If the risk-free rate of a Treasury bill is 4%, and the return of the stock market has averaged about 12%, what is the required return of a stock that has a beta of 1.4?

By using the CAPM formula, shown above, we find that:

**Required Return** = 4% + [1.4 × (12% - 4%)] = 4% + 1.4 × 8% = 4% + 11.2% = **15.2%**

So if this stock only returned 13% in the past few years, then it has a greater risk than is justified by its return compared to the general market.

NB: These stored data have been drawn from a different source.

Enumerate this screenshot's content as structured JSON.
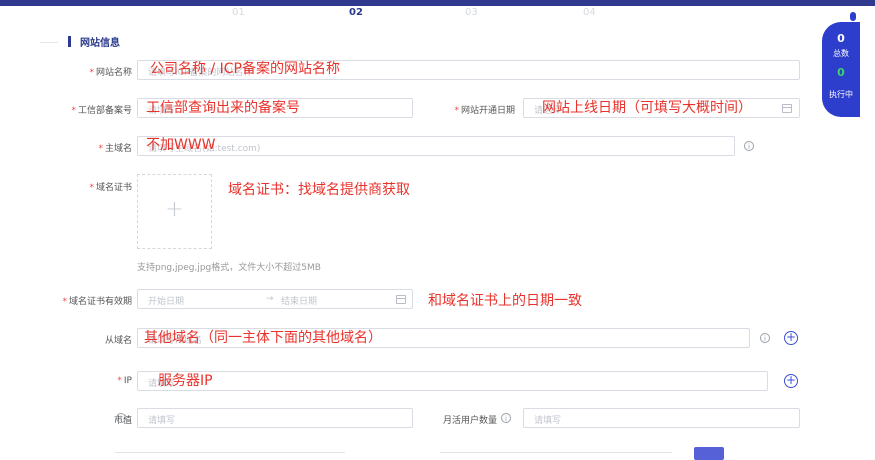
{
  "steps": [
    "01",
    "02",
    "03",
    "04"
  ],
  "section": {
    "title": "网站信息"
  },
  "fields": {
    "site_name": {
      "required": "*",
      "label": "网站名称",
      "placeholder": "请填写ICP备案的网站名称",
      "annotation": "公司名称 / ICP备案的网站名称"
    },
    "miit_record": {
      "required": "*",
      "label": "工信部备案号",
      "placeholder": "请填写",
      "annotation": "工信部查询出来的备案号"
    },
    "launch_date": {
      "required": "*",
      "label": "网站开通日期",
      "placeholder": "请选择",
      "annotation": "网站上线日期（可填写大概时间）"
    },
    "main_domain": {
      "required": "*",
      "label": "主域名",
      "placeholder": "请填写主域名(如:test.com)",
      "annotation": "不加WWW",
      "info_icon": "i"
    },
    "domain_cert": {
      "required": "*",
      "label": "域名证书",
      "upload_icon": "+",
      "hint": "支持png,jpeg,jpg格式，文件大小不超过5MB",
      "annotation": "域名证书：找域名提供商获取"
    },
    "cert_validity": {
      "required": "*",
      "label": "域名证书有效期",
      "start_placeholder": "开始日期",
      "arrow": "→",
      "end_placeholder": "结束日期",
      "annotation": "和域名证书上的日期一致"
    },
    "sub_domain": {
      "label": "从域名",
      "placeholder": "请填写从域名",
      "annotation": "其他域名（同一主体下面的其他域名）",
      "info_icon": "i",
      "add_icon": "+"
    },
    "ip": {
      "required": "*",
      "label": "IP",
      "placeholder": "请填写",
      "annotation": "服务器IP",
      "add_icon": "+"
    },
    "market_value": {
      "label": "市值",
      "info_icon": "i",
      "placeholder": "请填写"
    },
    "mau": {
      "label": "月活用户数量",
      "info_icon": "i",
      "placeholder": "请填写"
    }
  },
  "sidebar": {
    "total_count": "0",
    "total_label": "总数",
    "running_count": "0",
    "running_label": "执行中"
  },
  "colors": {
    "accent": "#2b3a8c",
    "primary": "#2d3ecc",
    "annotation": "#e8332c",
    "required": "#f04848"
  }
}
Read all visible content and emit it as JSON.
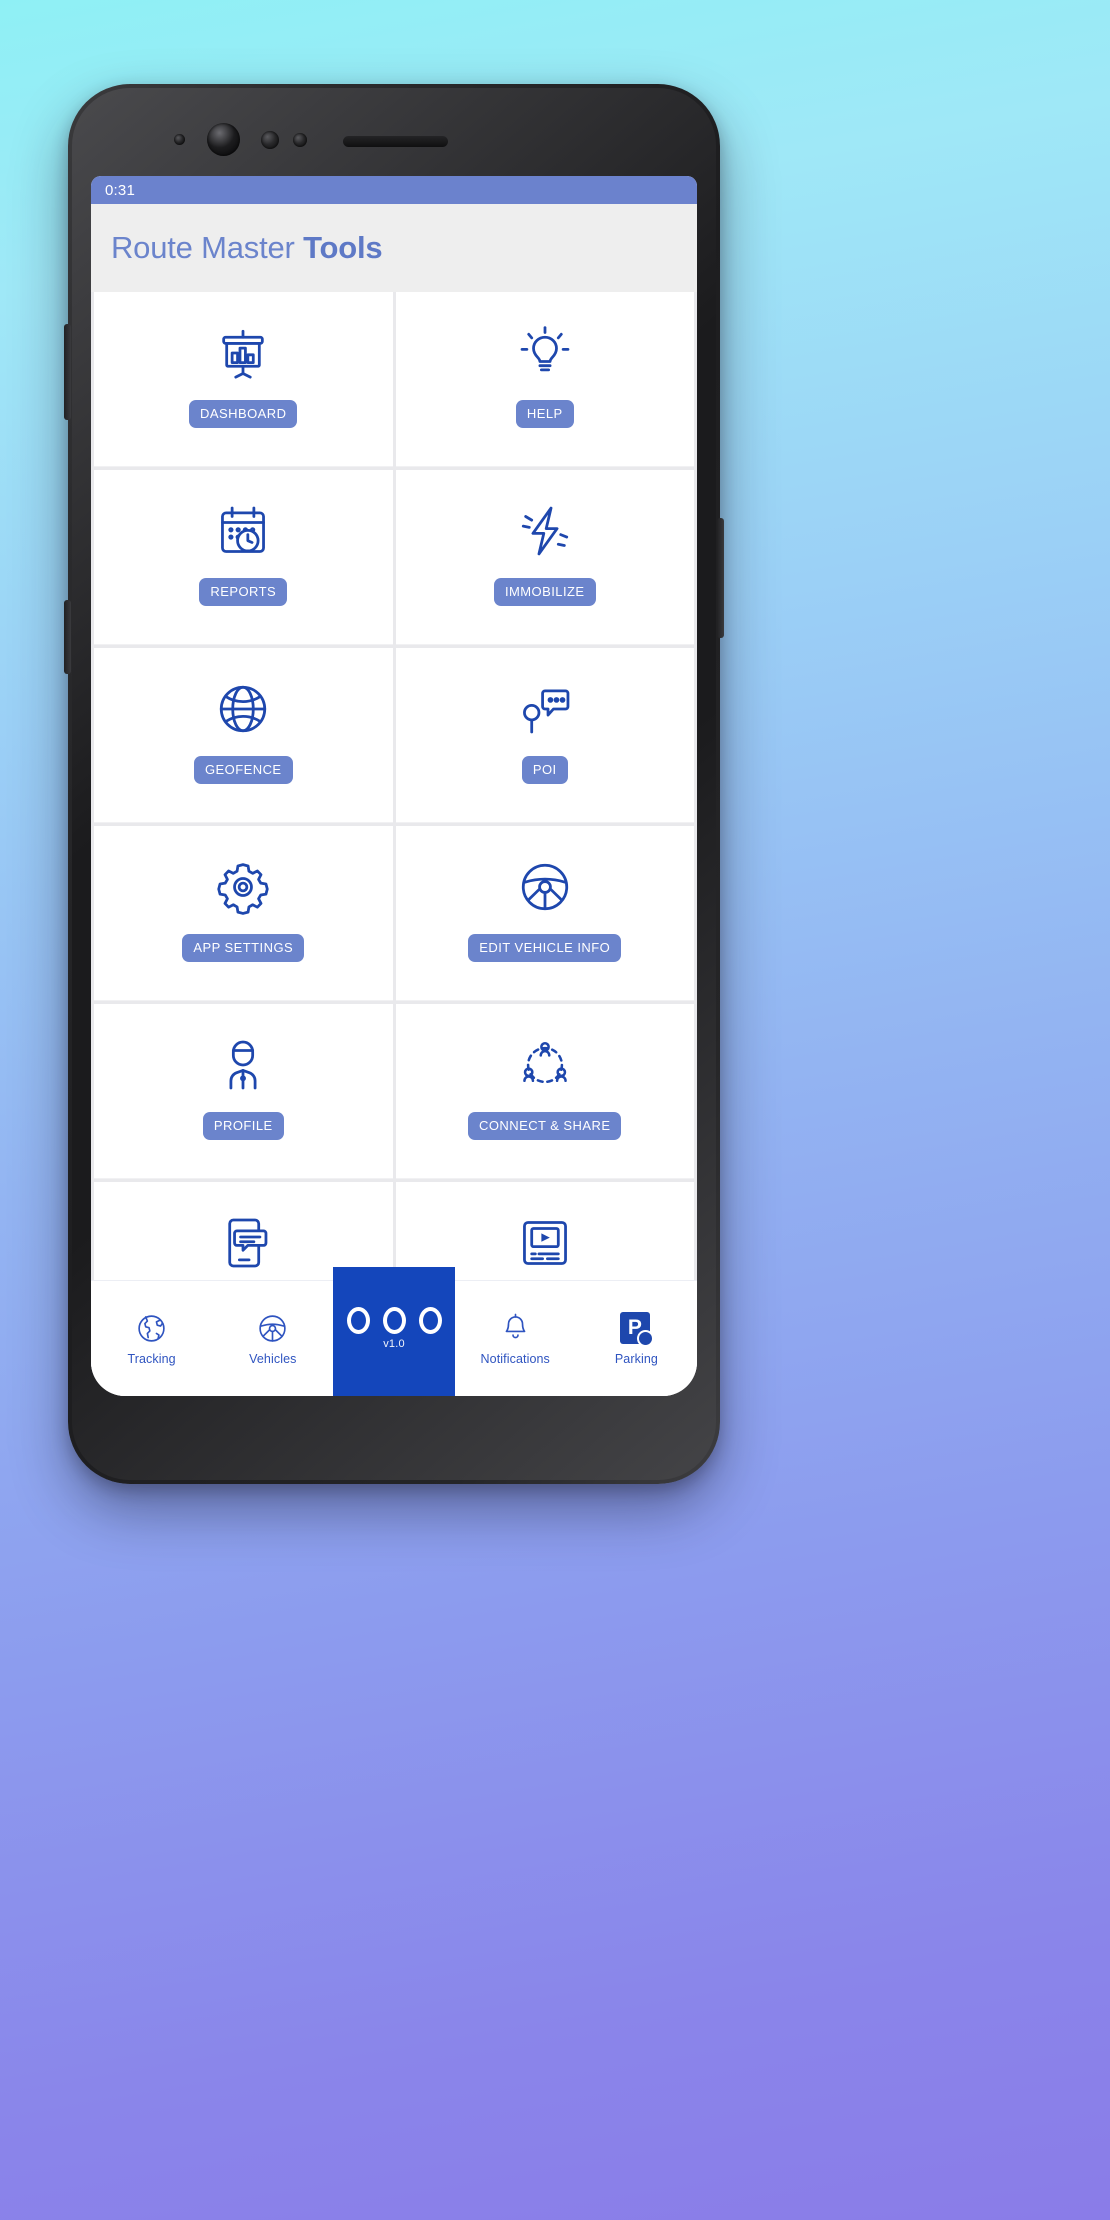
{
  "status_bar": {
    "time": "0:31"
  },
  "header": {
    "title_light": "Route Master",
    "title_bold": "Tools"
  },
  "colors": {
    "status_bar": "#6b82cd",
    "header_bg": "#eeeeee",
    "title": "#6b84cc",
    "badge_bg": "#6b84cc",
    "icon": "#1e47ad",
    "nav_center_bg": "#1446bb",
    "nav_text": "#2f54c0",
    "grid_bg": "#e9e9ec"
  },
  "grid": {
    "tiles": [
      {
        "label": "DASHBOARD",
        "icon": "presentation-chart-icon"
      },
      {
        "label": "HELP",
        "icon": "lightbulb-icon"
      },
      {
        "label": "REPORTS",
        "icon": "calendar-clock-icon"
      },
      {
        "label": "IMMOBILIZE",
        "icon": "lightning-bolt-icon"
      },
      {
        "label": "GEOFENCE",
        "icon": "globe-grid-icon"
      },
      {
        "label": "POI",
        "icon": "map-pin-chat-icon"
      },
      {
        "label": "APP SETTINGS",
        "icon": "gear-icon"
      },
      {
        "label": "EDIT VEHICLE INFO",
        "icon": "steering-wheel-icon"
      },
      {
        "label": "PROFILE",
        "icon": "user-profile-icon"
      },
      {
        "label": "CONNECT & SHARE",
        "icon": "connect-share-icon"
      },
      {
        "label": "",
        "icon": "phone-message-icon"
      },
      {
        "label": "",
        "icon": "video-player-icon"
      }
    ]
  },
  "bottom_nav": {
    "items": [
      {
        "label": "Tracking",
        "icon": "globe-icon"
      },
      {
        "label": "Vehicles",
        "icon": "steering-wheel-icon"
      },
      {
        "label": "",
        "icon": "three-circles-icon",
        "version": "v1.0",
        "active": true
      },
      {
        "label": "Notifications",
        "icon": "bell-icon"
      },
      {
        "label": "Parking",
        "icon": "parking-icon"
      }
    ]
  }
}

## Security Market Line (SML)

When the relative risk premium, represented by beta, is plotted in a graph against the required return, it yields a straight line known as the **security market line** (**SML**). This line begins at the risk-free rate and rises with beta.

## Conclusion

Investors differ in their willingness to accept risk for a greater return. But if investors are willing to invest in the stock market, then they are willing to assume some risk. What the capital asset pricing model provides is a consistent means to price risk premiums. If you are willing to accept higher risks to get higher returns, then it makes sense to demand a higher return for a higher risk; otherwise, why take the higher risk. By comparing the beta of a stock and its historical return with that of the general market, you can determine whether the return of a stock is worth its risk.